LinkedIn Ads for buying committee targeting by job title and seniority, Microsoft Ads for enterprise search with lower CPCs than Google, Gartner Peer Insights and G2 for comparison-stage interception, and intent data platforms such as Bombora or 6sense for dark funnel account identification. Google Search is a secondary channel for branded and competitor conquesting keywords.

How do you reach the full buying committee without tripling the budget? 

By sequencing, not saturating. The CISO, CFO, and IT Operations Director receive different messages through different channels at different stages of the evaluation cycle, rather than the same ad to everyone simultaneously. LinkedIn audience segmentation and account-based retargeting enable buying committee coverage without a proportionate budget increase.

Does fear-based ad creative still work for cybersecurity? 

Not with enterprise buyers. A technically literate CISO evaluating vendors has seen every variation of vague threat warning available. What converts is specificity - named compliance models, quantified breach cost data, named integration partners, and verifiable outcome claims. Fear-based creative may generate impressions from junior IT roles. It does not generate a pipeline from senior security decision-makers.

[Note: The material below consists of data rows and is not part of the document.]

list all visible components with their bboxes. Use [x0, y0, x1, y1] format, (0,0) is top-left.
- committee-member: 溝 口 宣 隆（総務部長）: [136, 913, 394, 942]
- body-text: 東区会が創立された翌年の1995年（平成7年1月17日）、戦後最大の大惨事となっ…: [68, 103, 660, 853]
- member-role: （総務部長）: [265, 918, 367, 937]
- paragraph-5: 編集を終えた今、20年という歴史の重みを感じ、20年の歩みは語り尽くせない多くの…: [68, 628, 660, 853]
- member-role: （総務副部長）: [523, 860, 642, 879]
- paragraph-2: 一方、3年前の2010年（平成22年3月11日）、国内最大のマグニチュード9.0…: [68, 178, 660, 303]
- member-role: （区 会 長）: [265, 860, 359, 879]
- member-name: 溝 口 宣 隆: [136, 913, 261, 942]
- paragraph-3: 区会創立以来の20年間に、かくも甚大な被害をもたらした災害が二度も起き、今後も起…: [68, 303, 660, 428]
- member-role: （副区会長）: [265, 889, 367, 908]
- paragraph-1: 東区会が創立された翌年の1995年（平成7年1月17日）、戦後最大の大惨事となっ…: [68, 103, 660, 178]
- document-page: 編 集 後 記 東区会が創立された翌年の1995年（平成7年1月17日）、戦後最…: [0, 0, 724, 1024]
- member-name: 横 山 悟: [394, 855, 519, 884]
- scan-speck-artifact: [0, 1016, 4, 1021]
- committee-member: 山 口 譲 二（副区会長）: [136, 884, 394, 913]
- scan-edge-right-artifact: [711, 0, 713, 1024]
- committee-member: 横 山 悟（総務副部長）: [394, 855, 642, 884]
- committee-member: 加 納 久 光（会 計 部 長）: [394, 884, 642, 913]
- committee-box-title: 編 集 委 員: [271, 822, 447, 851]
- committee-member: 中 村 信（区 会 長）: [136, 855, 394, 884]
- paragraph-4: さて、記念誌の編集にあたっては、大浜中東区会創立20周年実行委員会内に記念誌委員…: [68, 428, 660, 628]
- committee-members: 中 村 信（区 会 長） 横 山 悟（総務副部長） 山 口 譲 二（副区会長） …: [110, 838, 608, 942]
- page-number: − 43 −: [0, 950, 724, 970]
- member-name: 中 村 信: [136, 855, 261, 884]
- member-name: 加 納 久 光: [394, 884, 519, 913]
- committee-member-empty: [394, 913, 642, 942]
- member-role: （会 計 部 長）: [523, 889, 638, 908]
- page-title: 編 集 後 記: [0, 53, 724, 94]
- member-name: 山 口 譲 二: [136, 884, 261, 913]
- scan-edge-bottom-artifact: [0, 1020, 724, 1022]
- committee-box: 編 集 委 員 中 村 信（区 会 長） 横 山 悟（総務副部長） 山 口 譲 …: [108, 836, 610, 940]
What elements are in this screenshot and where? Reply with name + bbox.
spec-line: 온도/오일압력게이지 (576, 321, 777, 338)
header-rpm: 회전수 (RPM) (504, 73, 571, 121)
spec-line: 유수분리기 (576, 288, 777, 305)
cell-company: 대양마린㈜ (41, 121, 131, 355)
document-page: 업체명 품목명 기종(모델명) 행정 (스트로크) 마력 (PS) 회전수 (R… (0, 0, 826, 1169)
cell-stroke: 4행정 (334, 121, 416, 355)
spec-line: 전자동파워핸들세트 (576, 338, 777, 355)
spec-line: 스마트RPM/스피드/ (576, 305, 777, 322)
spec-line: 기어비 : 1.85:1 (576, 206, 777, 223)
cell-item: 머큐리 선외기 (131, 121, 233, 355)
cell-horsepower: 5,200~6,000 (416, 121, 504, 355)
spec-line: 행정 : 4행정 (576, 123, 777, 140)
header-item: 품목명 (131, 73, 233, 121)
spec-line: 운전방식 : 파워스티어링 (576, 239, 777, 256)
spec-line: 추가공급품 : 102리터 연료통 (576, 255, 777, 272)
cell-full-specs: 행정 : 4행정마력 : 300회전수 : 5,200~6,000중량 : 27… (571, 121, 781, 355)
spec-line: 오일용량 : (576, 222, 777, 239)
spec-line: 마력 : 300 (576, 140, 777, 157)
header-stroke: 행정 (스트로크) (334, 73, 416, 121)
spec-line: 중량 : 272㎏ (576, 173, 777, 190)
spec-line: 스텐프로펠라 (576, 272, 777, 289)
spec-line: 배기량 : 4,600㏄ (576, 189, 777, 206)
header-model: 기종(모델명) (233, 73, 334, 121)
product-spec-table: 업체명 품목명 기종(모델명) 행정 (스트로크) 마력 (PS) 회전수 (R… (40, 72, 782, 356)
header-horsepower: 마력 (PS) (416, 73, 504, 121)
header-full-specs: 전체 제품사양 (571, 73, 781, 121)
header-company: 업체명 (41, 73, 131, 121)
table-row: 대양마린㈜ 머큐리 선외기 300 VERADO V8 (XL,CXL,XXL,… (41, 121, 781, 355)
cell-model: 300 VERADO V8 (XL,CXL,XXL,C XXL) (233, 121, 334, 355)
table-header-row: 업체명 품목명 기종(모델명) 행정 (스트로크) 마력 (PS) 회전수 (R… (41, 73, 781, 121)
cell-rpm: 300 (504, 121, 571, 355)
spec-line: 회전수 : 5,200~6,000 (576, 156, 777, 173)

How do you approach competitor conquesting without brand or legal risk? 

By focusing on search terms and comparison intent rather than trademarked brand names in ad copy. Targeting "[Competitor] alternative" and "[Competitor] pricing" searches is standard practice and carries no legal exposure. Ad copy and landing page messaging focus on your product's strengths and the documented reasons for switching, not competitor claims that may incur legal risk and alienate a sceptical enterprise buyer.